How to treat adrenal fatigue

  • Reduce stress
    This is an obvious one, but if you suffer from a lot of stress in your life, it is important to find healthy ways to relieve stress. Write down a list of the factors that are contributing to your stress levels and look at ways of rectifying them. If you can’t remove the stressor, at least you can find healthy ways of coping which will make a big difference. Effective methods include yoga, meditation, breathing exercises, reading, listening to relaxing music or catching up with a loved one. You may benefit by taking tyrosine, an amino acid that stimulates the production of adrenaline needed for energy, concentration, memory, satisfaction and mood control. Tyrosine also reduces cravings for high carbohydrate foods. The powder form of tyrosine is most powerful and can be stirred into water and taken every 4 hours away from food.
  • Minimize sugar intake
    Individuals with adrenal fatigue often crave sugary foods to provide a quick energy boost. Excess sugar can trigger adrenal fatigue. It is best to get small amounts of sugar from fresh fruit, and as soon as your energy levels improve you will not crave sugar as much.

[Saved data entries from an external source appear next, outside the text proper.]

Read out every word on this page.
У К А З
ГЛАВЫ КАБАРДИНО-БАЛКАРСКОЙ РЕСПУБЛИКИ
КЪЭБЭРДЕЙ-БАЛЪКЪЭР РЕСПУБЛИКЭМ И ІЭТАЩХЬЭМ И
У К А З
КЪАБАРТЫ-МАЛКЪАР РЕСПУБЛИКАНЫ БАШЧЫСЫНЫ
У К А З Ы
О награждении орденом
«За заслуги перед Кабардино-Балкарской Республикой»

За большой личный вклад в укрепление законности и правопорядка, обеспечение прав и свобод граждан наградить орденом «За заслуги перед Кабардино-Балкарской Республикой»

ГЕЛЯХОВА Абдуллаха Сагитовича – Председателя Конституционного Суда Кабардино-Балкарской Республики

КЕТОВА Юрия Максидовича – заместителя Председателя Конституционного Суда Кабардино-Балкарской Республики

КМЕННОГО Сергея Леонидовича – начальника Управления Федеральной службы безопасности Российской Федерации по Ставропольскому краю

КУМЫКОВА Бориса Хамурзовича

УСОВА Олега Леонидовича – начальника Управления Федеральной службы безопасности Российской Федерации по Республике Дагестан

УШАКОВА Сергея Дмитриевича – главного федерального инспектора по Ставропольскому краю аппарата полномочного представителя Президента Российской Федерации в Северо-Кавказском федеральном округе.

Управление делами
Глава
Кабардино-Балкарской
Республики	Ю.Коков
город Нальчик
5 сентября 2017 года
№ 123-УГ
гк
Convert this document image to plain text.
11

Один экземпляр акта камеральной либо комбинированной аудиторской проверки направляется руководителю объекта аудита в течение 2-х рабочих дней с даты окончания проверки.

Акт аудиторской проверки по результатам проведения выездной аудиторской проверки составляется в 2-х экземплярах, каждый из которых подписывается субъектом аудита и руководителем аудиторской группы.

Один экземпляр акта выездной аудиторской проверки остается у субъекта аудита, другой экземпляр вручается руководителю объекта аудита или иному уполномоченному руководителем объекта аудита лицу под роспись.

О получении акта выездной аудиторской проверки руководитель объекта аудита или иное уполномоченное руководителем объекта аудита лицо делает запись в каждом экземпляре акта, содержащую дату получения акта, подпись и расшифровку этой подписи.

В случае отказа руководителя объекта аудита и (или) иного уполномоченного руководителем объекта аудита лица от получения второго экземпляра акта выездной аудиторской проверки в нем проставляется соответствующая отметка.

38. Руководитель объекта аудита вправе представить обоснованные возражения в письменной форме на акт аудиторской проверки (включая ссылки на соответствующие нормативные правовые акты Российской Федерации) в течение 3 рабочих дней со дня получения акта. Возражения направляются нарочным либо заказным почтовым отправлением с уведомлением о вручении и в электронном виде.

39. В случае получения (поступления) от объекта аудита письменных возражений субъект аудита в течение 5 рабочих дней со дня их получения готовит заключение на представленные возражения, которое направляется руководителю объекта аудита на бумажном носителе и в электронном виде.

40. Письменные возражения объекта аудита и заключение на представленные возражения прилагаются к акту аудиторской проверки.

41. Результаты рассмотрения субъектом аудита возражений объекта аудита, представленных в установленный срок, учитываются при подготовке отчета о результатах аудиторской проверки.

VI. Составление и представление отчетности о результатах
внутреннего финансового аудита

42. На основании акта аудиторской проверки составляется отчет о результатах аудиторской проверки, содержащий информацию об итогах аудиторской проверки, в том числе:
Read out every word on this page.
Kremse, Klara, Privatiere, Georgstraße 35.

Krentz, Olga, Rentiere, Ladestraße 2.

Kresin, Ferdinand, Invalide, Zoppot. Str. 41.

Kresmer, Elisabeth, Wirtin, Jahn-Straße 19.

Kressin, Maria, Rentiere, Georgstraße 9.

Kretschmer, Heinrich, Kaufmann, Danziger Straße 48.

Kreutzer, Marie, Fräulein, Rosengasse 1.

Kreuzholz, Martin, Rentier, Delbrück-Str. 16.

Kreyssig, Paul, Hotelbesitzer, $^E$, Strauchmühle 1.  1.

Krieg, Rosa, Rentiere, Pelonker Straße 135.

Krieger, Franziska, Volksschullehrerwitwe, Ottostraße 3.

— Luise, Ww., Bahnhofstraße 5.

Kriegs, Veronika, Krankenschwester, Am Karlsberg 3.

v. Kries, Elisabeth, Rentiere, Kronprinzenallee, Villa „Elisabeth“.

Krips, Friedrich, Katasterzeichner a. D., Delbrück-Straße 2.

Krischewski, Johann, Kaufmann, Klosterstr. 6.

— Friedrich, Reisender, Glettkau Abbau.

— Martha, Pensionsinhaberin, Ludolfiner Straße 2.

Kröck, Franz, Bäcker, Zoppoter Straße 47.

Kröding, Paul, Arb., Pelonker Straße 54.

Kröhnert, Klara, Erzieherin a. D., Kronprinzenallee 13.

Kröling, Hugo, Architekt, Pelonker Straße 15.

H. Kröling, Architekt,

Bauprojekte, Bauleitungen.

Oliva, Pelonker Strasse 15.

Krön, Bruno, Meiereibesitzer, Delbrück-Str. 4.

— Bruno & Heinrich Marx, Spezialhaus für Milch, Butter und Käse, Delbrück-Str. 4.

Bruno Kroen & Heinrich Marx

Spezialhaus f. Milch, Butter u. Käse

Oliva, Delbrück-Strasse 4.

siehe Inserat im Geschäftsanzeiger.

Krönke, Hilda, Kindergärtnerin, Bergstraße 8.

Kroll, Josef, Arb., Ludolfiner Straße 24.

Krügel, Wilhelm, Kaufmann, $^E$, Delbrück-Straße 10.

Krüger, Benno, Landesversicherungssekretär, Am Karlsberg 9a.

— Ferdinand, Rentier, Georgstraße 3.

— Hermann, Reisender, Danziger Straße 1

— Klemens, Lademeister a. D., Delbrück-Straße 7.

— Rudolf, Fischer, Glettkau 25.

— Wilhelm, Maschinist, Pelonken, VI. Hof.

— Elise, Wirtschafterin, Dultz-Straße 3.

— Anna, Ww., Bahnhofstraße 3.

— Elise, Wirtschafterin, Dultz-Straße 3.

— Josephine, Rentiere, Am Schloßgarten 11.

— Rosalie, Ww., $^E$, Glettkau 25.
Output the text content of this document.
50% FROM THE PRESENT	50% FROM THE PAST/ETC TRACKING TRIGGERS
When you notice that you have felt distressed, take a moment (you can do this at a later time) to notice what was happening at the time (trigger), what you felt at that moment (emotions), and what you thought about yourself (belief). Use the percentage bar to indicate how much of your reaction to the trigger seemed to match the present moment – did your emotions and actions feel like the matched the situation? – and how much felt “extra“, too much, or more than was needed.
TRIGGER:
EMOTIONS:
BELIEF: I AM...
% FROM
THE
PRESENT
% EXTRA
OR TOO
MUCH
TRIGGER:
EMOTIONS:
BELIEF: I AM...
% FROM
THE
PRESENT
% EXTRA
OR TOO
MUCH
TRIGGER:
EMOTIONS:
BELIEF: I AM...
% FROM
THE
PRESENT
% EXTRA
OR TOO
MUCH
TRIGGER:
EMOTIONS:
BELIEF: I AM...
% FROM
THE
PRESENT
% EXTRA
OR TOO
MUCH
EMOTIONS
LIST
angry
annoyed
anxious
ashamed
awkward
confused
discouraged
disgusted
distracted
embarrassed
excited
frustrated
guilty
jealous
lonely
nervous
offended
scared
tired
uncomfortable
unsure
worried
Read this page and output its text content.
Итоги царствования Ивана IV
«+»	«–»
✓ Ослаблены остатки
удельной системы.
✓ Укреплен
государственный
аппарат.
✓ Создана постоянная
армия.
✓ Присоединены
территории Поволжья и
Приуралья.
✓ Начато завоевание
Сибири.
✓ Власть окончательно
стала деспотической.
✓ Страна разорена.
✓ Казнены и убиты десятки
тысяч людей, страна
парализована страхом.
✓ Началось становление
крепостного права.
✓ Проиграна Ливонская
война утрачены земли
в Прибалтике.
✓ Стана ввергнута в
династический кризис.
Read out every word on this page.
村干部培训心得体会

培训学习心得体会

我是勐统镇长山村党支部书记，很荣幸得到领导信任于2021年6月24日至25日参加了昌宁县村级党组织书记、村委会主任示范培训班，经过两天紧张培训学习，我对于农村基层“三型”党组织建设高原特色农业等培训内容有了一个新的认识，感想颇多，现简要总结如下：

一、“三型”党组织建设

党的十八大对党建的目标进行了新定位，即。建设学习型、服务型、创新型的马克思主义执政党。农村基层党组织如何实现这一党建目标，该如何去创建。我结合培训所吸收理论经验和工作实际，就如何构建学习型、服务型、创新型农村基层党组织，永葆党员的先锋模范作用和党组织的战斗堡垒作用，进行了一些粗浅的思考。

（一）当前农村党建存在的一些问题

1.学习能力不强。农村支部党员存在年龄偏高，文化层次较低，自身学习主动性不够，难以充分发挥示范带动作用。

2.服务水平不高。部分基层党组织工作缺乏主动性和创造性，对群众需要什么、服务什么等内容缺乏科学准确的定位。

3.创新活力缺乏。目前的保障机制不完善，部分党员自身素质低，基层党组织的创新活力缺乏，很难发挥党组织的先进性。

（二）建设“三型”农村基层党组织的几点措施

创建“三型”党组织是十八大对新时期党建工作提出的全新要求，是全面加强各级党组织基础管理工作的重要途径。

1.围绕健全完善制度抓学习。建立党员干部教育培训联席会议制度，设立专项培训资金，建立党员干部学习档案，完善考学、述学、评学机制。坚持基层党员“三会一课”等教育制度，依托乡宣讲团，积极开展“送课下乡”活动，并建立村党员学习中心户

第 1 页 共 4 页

  • Eat good quality protein and fats
    Protein is excellent for stabilizing blood sugar levels and sustaining energy levels throughout the day. Good protein sources include chicken, seafood, red meat, eggs, whey protein powder and legumes (beans, peas, lentils). Healthy fats help to regulate the adrenal glands and can be found in avocados, fish, red meat, cold pressed olive oil, coconut oil, butter, nut and seed oils, raw nuts and seeds.
  • Get more vitamin C
    The majority of vitamin C in your body is stored in your adrenal glands for a good reason – that is to protect your adrenal glands. Most people do not consume sufficient amounts of raw vegetables and fruits to get enough vitamin C. If your diet lacks in vitamin C, your adrenal glands will suffer greatly. If you have adrenal fatigue you will need to consume a minimum of 1000 mg of vitamin C per day. Raw vegetable juicing is an excellent way to acquire vitamin C and nutrients in a concentrated form. There are great recipes in my book “Raw Juices Can Save Your Life”.
  • Avoid excess caffeine
    If you are someone who drinks large amounts of coffee or other caffeine-containing beverages then it could definitely trigger adrenal fatigue. Black tea and coffee are generally ok in moderation, but we recommend avoiding caffeine altogether if you suffer from severe adrenal fatigue.
  • Get enough sleep
    Good quality sleep is critical for replenishing the body and normalizing the circadian rhythm (body’s clock). People with adrenal fatigue often have poor quality sleep. Your adrenal glands will benefit greatly if you can be in bed by 10 or 10.30 pm with the aim of getting between 7 and 9 hours of sleep. Magnesium is an excellent supplement to take as it helps to promote healthy sleep and relaxation. The natural sleep hormone called melatonin is excellent for putting you to sleep. Doses of 3 to 10mg can be tried and it is not habit-forming.